Because of lack of money, it was decided to close down one of the roads so that after its removal it is still possible to reach any town from any other. You have to find the minimum possible inconvenience of the roads after closing down one of the roads.

Input

The first line contains the integer n (3 ≤ n ≤ 2·105) — the number of towns and roads.

The next n lines contain the roads description. The i-th from these lines contains three integers uivili (1 ≤ ui, vi ≤ n1 ≤ li ≤ 109) — the numbers of towns connected by the i-th road and the length of the i-th road. No road connects a town to itself, no two roads connect the same towns.

It’s guaranteed that it’s always possible to close down one of the roads so that all the towns are still reachable from each other.

Output

Print a single integer — the minimum possible inconvenience of the roads after the refusal from one of the roads.

Examples

题意简述

给出一棵环套树,边有边权,问删除环上一条边得到的树中,直径最小是多少。

分析

前几天 CF div2 的一道题……考场上 WA 了,比完一眼就发现自己外向树直径没考虑进去……

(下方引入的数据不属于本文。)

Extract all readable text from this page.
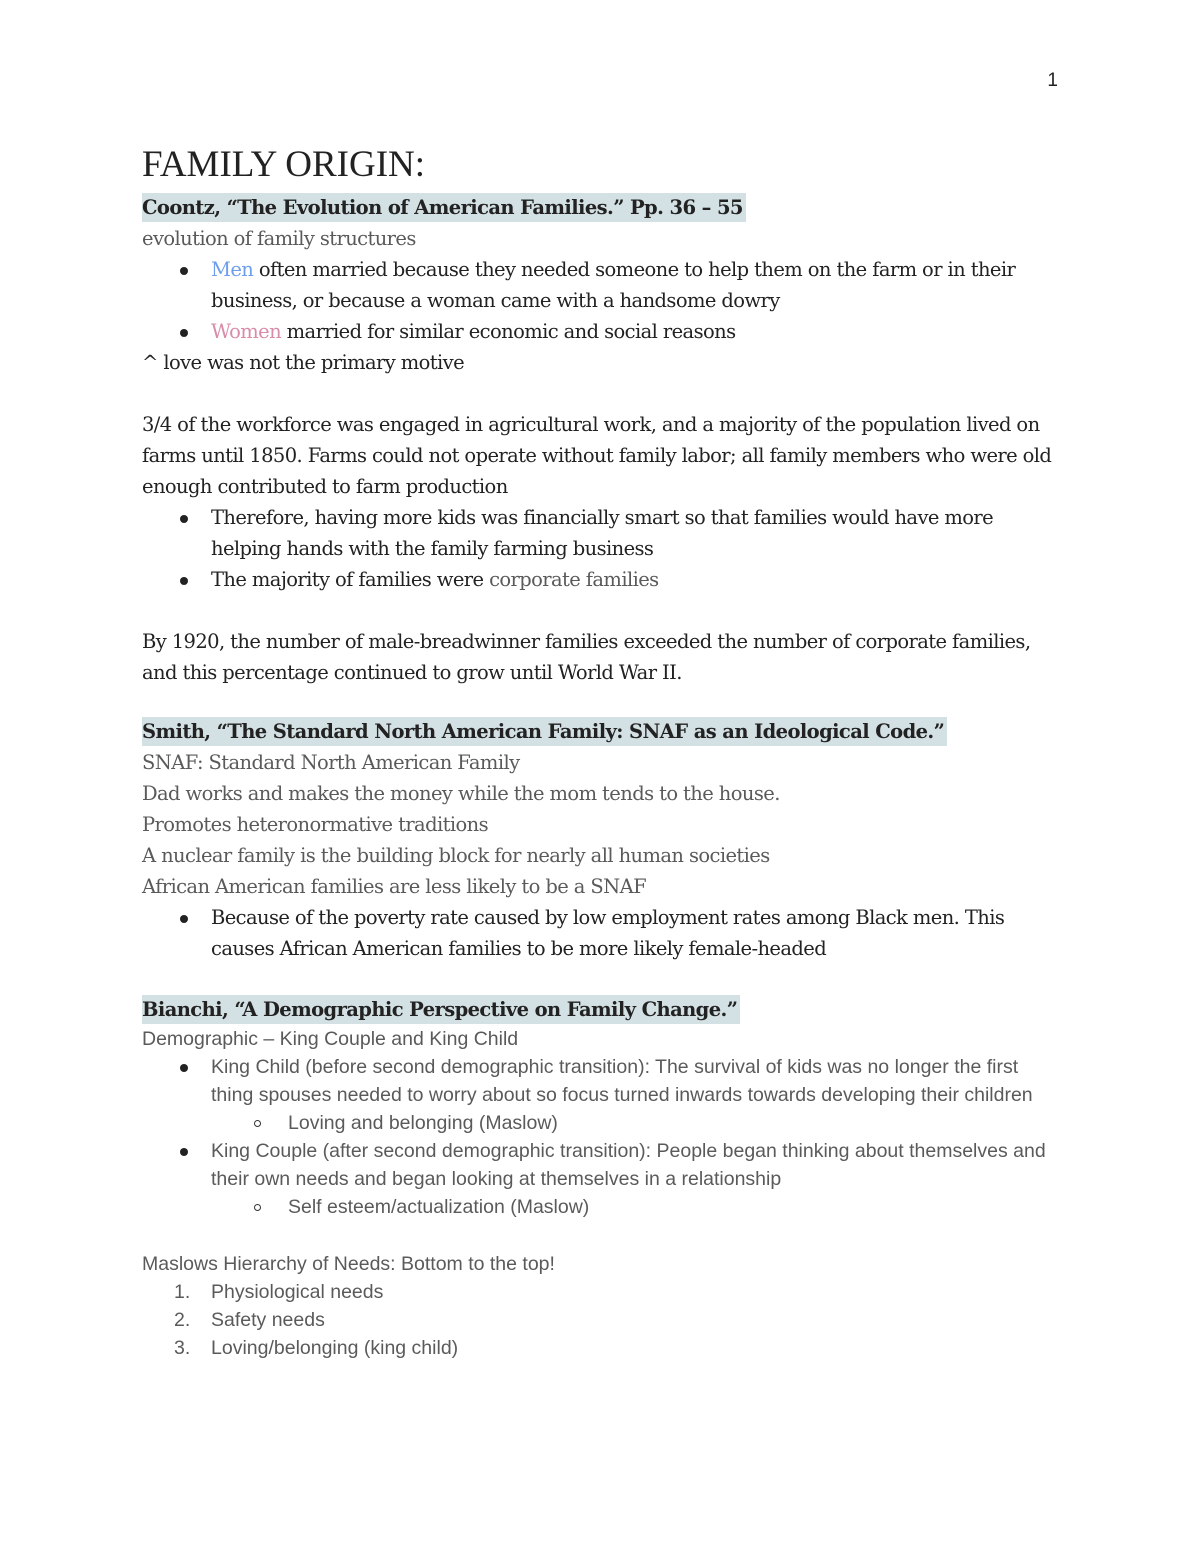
1
FAMILY ORIGIN:
Coontz, “The Evolution of American Families.” Pp. 36 – 55

evolution of family structures

Men often married because they needed someone to help them on the farm or in their business, or because a woman came with a handsome dowry
Women married for similar economic and social reasons

^ love was not the primary motive

3/4 of the workforce was engaged in agricultural work, and a majority of the population lived on farms until 1850. Farms could not operate without family labor; all family members who were old enough contributed to farm production

Therefore, having more kids was financially smart so that families would have more helping hands with the family farming business
The majority of families were corporate families

By 1920, the number of male-breadwinner families exceeded the number of corporate families, and this percentage continued to grow until World War II.

Smith, “The Standard North American Family: SNAF as an Ideological Code.”

SNAF: Standard North American Family

Dad works and makes the money while the mom tends to the house.

Promotes heteronormative traditions

A nuclear family is the building block for nearly all human societies

African American families are less likely to be a SNAF

Because of the poverty rate caused by low employment rates among Black men. This causes African American families to be more likely female-headed
Bianchi, “A Demographic Perspective on Family Change.”

Demographic – King Couple and King Child

King Child (before second demographic transition): The survival of kids was no longer the first thing spouses needed to worry about so focus turned inwards towards developing their children
Loving and belonging (Maslow)
King Couple (after second demographic transition): People began thinking about themselves and their own needs and began looking at themselves in a relationship
Self esteem/actualization (Maslow)

Maslows Hierarchy of Needs: Bottom to the top!

1. Physiological needs
2. Safety needs
3. Loving/belonging (king child)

首先先把环找出来,然后外向树的高度和最大直径找出来。

然后可以只保留环,外向树的高度就当成环的点权了,于是问题就转化为:

定义两点的距离为两点间连边的权值和加上两点的点权,求将环拆成链后两点间距离最大值的最小值。

将环上点按顺序排下来,标号 1~k,那么删掉的边有两种,一种是 1 和 k 的连边,一种是其他连边。

如果删掉 1 和 k 的连边,那就变成序列上的问题了,这个等下讲。

如果删掉其他边,那就是把问题拆成左右两边,对于每个点 i,处理出从左端点(不加上点 1 的权值)到 “1 到 i 之间的点” 的距离的最大值,以及 1 ~ i 任意两点间距离最大值。对于 i 右边也要做类似的事情。

那么对于其中删掉 i 和 i + 1 之间的边,得到的树的直径就是 max{左端点到 i 的距离 + 1 和 k 的连边 + (i + 1) 到右端点的距离, 1 ~ i 任意两点距离最大值, (i + 1) ~ k 任意两点最大值}。

如果删掉 1 和 k 的连边,那么树的直径就是上面求出来的,当 i 等于 k 时,1 ~ i 任意两点距离最大值。

比较所有情况的结果求个最小值,再和外向树直径比较,取较大值即可。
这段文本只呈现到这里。